O mecanismo central é o BRAND, uma nova cobertura dentro do programa Livestock Risk Protection. A ideia é proteger financeiramente o produtor que optar por manter a novilha para reprodução em vez de mandá-la para o abate — proteção válida por dois anos. O problema é que menos animais abatidos hoje significa menos carne disponível no curto prazo, pressionando ainda mais os preços num momento em que o americano já sofre com a inflação de alimentos.

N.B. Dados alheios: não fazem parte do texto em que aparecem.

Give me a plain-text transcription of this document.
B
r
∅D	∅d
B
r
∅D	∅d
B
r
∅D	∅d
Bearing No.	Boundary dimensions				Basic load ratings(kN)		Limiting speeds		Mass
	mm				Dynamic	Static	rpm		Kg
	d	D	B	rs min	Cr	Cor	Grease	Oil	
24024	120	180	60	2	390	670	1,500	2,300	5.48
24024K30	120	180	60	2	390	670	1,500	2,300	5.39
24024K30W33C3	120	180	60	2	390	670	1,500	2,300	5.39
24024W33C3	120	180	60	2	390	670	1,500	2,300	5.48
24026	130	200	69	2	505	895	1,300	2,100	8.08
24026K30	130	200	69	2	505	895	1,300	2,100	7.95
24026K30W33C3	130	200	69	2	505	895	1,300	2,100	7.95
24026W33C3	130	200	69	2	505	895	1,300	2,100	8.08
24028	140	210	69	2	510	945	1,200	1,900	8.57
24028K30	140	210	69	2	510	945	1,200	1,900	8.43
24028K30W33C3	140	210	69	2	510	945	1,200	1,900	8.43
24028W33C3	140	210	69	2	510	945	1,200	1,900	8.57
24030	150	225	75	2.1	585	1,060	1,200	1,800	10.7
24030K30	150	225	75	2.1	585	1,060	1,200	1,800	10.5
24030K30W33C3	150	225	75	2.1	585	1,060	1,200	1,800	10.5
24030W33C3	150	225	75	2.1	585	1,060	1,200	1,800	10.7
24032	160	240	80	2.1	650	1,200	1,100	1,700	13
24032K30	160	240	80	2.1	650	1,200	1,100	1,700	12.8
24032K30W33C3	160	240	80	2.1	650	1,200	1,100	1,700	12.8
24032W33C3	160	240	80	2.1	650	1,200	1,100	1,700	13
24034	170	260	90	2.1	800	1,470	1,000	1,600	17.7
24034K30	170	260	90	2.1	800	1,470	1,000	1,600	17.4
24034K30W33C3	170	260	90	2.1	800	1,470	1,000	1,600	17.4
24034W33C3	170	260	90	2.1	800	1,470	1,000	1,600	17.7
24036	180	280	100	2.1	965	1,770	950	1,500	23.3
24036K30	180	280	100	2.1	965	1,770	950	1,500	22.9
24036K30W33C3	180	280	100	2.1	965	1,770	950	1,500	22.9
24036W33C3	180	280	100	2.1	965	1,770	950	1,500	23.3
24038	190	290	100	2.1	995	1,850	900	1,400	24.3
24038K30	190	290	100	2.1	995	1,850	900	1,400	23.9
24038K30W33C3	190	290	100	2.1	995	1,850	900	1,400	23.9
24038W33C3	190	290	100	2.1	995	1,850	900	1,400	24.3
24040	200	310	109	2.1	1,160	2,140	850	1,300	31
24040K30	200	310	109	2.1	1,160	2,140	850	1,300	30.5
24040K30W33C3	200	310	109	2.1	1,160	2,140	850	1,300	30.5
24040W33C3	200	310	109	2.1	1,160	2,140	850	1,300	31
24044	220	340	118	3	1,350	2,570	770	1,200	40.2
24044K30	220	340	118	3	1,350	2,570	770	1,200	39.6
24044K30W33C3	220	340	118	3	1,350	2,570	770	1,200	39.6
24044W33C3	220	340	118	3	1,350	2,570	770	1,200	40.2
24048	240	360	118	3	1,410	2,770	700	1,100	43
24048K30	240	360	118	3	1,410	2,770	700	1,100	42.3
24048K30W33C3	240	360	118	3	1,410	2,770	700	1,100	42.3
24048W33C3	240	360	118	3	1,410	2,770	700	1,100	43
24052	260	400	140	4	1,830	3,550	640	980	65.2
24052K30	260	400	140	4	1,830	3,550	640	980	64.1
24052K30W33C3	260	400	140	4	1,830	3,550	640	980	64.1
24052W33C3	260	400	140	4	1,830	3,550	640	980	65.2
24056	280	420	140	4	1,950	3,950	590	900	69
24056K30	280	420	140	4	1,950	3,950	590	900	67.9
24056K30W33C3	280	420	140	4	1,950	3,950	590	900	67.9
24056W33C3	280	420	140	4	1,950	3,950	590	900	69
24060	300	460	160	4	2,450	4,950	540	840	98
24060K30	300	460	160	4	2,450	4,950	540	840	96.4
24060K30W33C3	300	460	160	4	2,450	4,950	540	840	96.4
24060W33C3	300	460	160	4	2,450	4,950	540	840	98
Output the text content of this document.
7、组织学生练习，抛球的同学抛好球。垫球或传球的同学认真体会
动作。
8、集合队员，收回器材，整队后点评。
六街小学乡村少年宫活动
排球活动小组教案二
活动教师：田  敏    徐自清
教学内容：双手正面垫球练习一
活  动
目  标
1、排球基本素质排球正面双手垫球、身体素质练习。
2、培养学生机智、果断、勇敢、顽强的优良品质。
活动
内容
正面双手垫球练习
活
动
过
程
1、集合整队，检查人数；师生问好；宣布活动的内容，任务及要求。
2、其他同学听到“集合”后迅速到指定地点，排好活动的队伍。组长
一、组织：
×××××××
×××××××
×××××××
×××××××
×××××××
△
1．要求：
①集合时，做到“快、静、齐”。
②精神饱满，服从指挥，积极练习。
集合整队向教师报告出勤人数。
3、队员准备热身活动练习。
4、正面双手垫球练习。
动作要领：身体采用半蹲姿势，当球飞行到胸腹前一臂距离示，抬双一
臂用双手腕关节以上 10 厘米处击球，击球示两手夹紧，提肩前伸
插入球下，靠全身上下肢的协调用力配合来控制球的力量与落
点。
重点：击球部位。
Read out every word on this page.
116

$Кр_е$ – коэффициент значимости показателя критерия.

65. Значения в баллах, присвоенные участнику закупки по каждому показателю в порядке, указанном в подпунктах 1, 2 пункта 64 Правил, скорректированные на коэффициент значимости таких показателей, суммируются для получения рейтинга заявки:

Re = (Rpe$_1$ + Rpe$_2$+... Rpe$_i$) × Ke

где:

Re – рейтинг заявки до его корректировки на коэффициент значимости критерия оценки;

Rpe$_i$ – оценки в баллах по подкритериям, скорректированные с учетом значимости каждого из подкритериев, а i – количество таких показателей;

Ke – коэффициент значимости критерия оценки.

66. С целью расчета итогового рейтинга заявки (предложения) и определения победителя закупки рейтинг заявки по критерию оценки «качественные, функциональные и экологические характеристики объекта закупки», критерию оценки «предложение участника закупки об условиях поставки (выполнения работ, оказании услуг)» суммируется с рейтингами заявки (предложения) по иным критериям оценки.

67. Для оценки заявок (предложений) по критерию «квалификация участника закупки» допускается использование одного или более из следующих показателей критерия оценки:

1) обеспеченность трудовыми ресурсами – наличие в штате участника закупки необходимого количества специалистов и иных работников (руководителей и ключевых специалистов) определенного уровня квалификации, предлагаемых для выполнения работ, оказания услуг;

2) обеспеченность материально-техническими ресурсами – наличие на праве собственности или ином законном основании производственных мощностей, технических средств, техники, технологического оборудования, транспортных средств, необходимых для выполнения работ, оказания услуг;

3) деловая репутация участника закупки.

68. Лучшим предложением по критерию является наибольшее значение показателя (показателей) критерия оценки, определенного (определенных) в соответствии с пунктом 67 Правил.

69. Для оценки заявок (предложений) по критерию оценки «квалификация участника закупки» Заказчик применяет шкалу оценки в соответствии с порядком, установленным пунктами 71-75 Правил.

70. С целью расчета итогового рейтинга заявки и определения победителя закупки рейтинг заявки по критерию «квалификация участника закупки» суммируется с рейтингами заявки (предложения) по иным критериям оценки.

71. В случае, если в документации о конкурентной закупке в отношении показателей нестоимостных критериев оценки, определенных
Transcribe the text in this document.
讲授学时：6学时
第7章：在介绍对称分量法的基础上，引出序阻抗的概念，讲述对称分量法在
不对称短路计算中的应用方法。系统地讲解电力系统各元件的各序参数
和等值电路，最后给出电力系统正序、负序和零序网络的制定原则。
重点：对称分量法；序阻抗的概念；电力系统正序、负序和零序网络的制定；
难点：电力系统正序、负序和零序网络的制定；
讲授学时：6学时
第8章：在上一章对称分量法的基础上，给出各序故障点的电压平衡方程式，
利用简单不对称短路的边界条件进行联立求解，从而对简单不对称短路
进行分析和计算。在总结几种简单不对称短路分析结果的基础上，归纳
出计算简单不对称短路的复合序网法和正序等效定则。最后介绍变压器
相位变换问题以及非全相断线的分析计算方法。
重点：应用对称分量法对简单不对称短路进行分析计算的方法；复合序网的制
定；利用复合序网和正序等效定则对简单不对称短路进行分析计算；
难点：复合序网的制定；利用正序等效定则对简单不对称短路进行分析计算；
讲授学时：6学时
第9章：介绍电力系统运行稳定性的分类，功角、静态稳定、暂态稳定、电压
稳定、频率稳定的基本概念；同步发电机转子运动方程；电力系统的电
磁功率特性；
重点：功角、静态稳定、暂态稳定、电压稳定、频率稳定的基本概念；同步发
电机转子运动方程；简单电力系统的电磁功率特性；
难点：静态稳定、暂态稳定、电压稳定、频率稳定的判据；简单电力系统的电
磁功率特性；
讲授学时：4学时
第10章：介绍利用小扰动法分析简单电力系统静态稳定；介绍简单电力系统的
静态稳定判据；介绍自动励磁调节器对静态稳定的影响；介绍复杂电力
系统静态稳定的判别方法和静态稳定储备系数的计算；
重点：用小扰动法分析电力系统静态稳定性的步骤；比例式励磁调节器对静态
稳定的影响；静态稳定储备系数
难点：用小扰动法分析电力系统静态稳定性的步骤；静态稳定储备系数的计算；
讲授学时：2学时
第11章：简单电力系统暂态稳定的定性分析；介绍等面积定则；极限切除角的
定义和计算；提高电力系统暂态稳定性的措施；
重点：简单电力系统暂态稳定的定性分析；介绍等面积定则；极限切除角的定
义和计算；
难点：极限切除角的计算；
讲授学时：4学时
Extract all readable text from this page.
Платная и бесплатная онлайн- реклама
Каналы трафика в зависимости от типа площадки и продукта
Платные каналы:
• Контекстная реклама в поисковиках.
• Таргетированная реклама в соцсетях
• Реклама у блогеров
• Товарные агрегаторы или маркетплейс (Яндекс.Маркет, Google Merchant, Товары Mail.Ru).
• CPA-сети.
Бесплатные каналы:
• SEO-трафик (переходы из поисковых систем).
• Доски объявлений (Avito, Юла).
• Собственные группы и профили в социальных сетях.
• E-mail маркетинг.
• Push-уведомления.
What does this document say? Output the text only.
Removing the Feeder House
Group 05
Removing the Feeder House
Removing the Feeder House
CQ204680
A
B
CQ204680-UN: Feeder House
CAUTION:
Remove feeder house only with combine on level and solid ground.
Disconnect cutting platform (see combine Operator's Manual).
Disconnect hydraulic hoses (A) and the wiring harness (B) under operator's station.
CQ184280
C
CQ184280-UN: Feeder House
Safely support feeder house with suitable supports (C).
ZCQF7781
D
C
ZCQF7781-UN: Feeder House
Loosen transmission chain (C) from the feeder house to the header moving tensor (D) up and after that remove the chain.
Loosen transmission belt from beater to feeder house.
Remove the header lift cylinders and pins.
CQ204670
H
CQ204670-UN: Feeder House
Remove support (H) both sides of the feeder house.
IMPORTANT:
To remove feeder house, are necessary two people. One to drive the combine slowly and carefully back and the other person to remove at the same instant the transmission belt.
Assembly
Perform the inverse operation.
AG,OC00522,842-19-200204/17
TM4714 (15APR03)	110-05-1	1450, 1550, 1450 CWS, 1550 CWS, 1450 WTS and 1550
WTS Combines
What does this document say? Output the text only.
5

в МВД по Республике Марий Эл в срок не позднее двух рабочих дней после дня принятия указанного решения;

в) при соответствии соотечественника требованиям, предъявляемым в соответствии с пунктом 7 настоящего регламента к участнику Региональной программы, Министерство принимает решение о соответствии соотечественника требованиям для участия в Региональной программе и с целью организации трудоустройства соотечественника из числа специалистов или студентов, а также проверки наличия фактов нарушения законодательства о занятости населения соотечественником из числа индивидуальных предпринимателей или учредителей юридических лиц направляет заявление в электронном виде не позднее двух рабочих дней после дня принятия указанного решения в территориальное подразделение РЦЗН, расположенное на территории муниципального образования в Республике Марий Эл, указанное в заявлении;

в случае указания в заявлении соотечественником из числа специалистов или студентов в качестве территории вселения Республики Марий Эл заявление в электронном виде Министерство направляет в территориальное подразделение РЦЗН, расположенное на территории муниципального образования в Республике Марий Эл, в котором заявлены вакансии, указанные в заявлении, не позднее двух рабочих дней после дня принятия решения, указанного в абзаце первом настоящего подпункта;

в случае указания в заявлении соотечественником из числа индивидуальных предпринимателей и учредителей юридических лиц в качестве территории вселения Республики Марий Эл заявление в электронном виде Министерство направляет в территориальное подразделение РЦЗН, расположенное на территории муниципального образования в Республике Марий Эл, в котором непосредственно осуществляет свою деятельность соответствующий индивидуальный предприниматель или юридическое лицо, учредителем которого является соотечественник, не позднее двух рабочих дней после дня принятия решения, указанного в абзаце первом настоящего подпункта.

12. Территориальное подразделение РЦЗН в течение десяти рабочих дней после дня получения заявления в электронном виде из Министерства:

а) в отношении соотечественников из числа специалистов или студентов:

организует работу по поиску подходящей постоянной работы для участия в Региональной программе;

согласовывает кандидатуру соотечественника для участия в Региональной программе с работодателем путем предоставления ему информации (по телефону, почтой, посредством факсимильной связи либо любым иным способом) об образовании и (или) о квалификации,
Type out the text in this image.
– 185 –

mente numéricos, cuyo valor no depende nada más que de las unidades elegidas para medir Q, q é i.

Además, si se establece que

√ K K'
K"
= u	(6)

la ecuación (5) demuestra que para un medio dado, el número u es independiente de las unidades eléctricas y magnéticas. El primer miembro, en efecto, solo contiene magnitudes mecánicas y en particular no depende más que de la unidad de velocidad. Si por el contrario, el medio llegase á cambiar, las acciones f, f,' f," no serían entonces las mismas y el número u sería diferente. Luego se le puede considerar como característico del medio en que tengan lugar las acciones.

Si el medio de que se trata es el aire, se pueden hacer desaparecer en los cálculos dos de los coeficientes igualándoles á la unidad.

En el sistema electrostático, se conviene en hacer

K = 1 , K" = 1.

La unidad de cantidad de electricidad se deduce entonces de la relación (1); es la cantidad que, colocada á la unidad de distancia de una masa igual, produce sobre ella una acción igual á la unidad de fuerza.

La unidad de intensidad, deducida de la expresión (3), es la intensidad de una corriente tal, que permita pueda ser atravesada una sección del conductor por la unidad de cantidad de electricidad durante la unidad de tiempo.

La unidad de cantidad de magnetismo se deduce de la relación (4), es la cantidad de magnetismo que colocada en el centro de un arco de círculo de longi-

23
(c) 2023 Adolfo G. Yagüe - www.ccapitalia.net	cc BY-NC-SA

O governo americano enfrenta dois problemas ao mesmo tempo: reconstruir o rebanho e baixar o preço da carne para o consumidor. O "Ranchers First" também prevê empréstimos garantidos para ampliar a participação de frigoríficos pequenos e regionais, cooperativas de processamento e diversificação das proteínas processadas. O próprio USDA afirma que quase 20% da capacidade de processamento de carne bovina estará disponível quando o rebanho voltar a crescer.
O Brasil ampliou sua participação nas importações americanas justamente nesse cenário de oferta apertada. A situação piorou com a identificação da mosca-da-bicheira nos EUA em junho, doença que já havia gerado restrições sanitárias no México, importante fornecedor de gado para os americanos. Trump também criticou a concentração do setor em quatro grandes empresas: Tyson Foods, Cargill, JBS USA e National Beef — sendo que as duas últimas têm controle brasileiro. Se a retenção de fêmeas ganhar força, a oferta americana pode ficar ainda mais apertada, abrindo mais espaço para o Brasil. Se o programa funcionar no longo prazo, esse espaço tende a diminuir.